6
La
bodega del castillo
–Por favor señora,
déjelo. Ya lo hago yo. Como se entere su señor padre, me mata.
–Ha sido
precisamente él quien me ha dicho que tenía que trabajar. Me ha mandado aquí
–mientras hablaba, siguió fregando el suelo de la cocina.
–Perdone que se lo
diga, pero este no es sitio para una dama. Por mucho que lo diga su señor
padre. En cualquier caso, le ayudo.
–Las órdenes de mi
padre son incuestionables. Sube a mis aposentos y encárgate de que los
arreglen.
–Sí señora, como
usted desee –hizo una reverencia y se retiró.
Cuando hubo
terminado con el suelo, comenzó a limpiar los taburetes y las mesas.
–¿Es que nadie me
va a atender? –sonó una voz grave.
Se sobresaltó, y al
echarse hacia atrás tropezó con un taburete, volcándolo. Volvió la cabeza
mientras lo levantaba. Un soldado apostado junto a la barra la observaba.
–¡Ay, disculpe! No
le había oído, perdone usted –echó a correr hasta la barra–. Le pido excusas,
capitán…
–Está bien, sírvame
una jarra de vino –al decirlo se le iluminó la cara–. Que sea del bueno –dio un
manotazo en el mostrador–. Y que sea grande –extendió los brazos con las palmas
abiertas.
–No faltaba más
–buscó la jarra más grande y la llenó–. Aquí tiene, espero que sea de su
agrado.
Sin contestar, se
llevó la jarra a los labios y dio un largo trago. Parece que le gustó, así que
volvió a lo suyo. Cuando terminó se puso a cocinar. Pronto se llenó el lugar de
gente, lo cual la puso nerviosa. No iba a poder atenderlos y cocinar a la vez.
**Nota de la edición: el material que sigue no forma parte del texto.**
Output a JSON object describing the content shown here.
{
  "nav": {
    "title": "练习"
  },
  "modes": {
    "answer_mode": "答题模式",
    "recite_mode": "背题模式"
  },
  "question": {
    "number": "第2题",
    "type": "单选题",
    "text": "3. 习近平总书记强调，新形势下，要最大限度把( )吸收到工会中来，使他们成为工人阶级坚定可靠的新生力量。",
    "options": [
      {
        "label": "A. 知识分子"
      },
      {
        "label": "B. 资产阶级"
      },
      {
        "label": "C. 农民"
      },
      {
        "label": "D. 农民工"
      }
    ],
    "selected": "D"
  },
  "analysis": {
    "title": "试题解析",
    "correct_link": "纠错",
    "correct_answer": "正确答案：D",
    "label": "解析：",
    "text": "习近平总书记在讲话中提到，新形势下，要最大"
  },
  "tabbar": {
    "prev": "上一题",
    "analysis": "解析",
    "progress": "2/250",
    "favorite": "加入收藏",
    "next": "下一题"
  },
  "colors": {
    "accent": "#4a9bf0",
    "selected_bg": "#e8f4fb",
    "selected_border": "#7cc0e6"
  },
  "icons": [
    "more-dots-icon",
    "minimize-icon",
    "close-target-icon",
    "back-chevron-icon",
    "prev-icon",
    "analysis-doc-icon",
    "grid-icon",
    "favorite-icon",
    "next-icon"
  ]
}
Entonces una figura asomó por la esquina.
–Padre, ¿Qué hace
usted aquí, en las cocinas? No debería bajar. ¿Además, no había salido a pasear
a caballo por sus tierras?
–He vuelto antes
para ayudarte. Sigue en la cocina. Ya me ocupo yo de servir a toda esta gente.
–Pero usted no
debe…
–Hija, obedece.
–Como usted mande, padre –inclinó la cabeza.
Trabajaron sin
descanso durante horas. La gente comía y bebía sin parar. Afortunadamente,
llegó un momento en que el lugar empezó a vaciarse. Entonces pudo empezar a
recoger. Vio a su padre despejando las mesas.
–Padre, déjelo. Ya
acabo yo…
Siempre soñando con
el mismo lugar. Se levantó alegre y sin pereza por tener que acudir a la
taberna. Tras el desayuno y la tertulia con su madre, se dirigió hacia allí.
Las primeras horas transcurrieron en soledad, limpiando y adecentando el lugar,
mientras pensaba en el castillo de sus sueños. Después se metió a la cocina.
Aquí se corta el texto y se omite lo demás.